>>96079060Ultralight is the wrong word. I guess I should say, something that works decently at level one with no special abilities. I've got a unique flock of buddies who get angry when they level up, because they don't want to remember the extra rules. "I get to use a special move? Ugh. I'm never gonna remember that."
So Savage Worlds is my solution, because it feels "complete" when running zero level characters with no special rules. Other systems don't feel like they're fully online until you've leveled up a couple times. I can give them a character with say, one spell, a pouch of grenades, an area-of-effect attack and nothing else. That's the level of mechanical complexity that they tolerate. My friends also, strangely, love the Minion mechanics where you can control a bunch of expendable hirelings. This is part of my strategy to groom them into playing skirmish wargames.

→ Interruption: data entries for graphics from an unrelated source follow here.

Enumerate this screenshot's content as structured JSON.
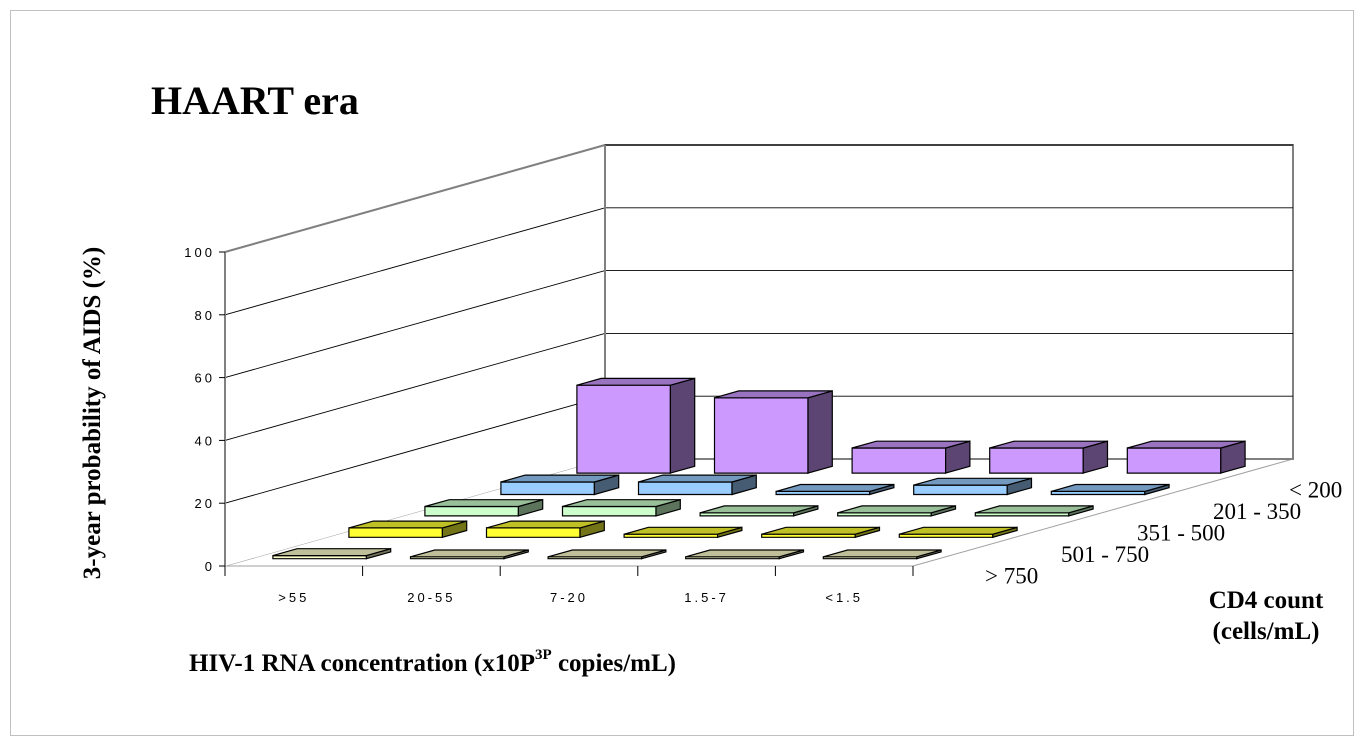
{
  "chart_data": {
    "type": "bar",
    "variant": "3d-bar",
    "title": "HAART era",
    "ylabel": "3-year probability of AIDS (%)",
    "xlabel": {
      "main": "HIV-1 RNA concentration (x10P",
      "sup": "3P",
      "rest": " copies/mL)"
    },
    "zlabel": [
      "CD4 count",
      "(cells/mL)"
    ],
    "ylim": [
      0,
      100
    ],
    "yticks": [
      "0",
      "20",
      "40",
      "60",
      "80",
      "100"
    ],
    "categories": [
      ">55",
      "20-55",
      "7-20",
      "1.5-7",
      "<1.5"
    ],
    "series": [
      {
        "name": "< 200",
        "color": "#cc99ff",
        "values": [
          28,
          24,
          8,
          8,
          8
        ]
      },
      {
        "name": "201 - 350",
        "color": "#99ccff",
        "values": [
          4,
          4,
          1,
          3,
          1
        ]
      },
      {
        "name": "351 - 500",
        "color": "#ccffcc",
        "values": [
          3,
          3,
          1,
          1,
          1
        ]
      },
      {
        "name": "501 - 750",
        "color": "#ffff33",
        "values": [
          3,
          3,
          1,
          1,
          1
        ]
      },
      {
        "name": "> 750",
        "color": "#ffffcc",
        "values": [
          1,
          0,
          0,
          0,
          0
        ]
      }
    ],
    "grid": true,
    "legend": "none"
  }
}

It also is fun to use the "gritty" damage rules option for much higher-lethality games, but combined with my aforementioned nerf of Shaken. The amount of injuries that get rolled makes every fight feel quick, dangerous, and disgusting since everyone ends up with a pierced chest, a missing arm, etc. For my (generally one-shot) games, it makes individual encounters feel way more impactful than other systems and lowers the total amount of combat needed to make players feel satisfied. I know there's better systems, but this one just works for me. And yes, being able to trivially access PDFs of every rulebook helps.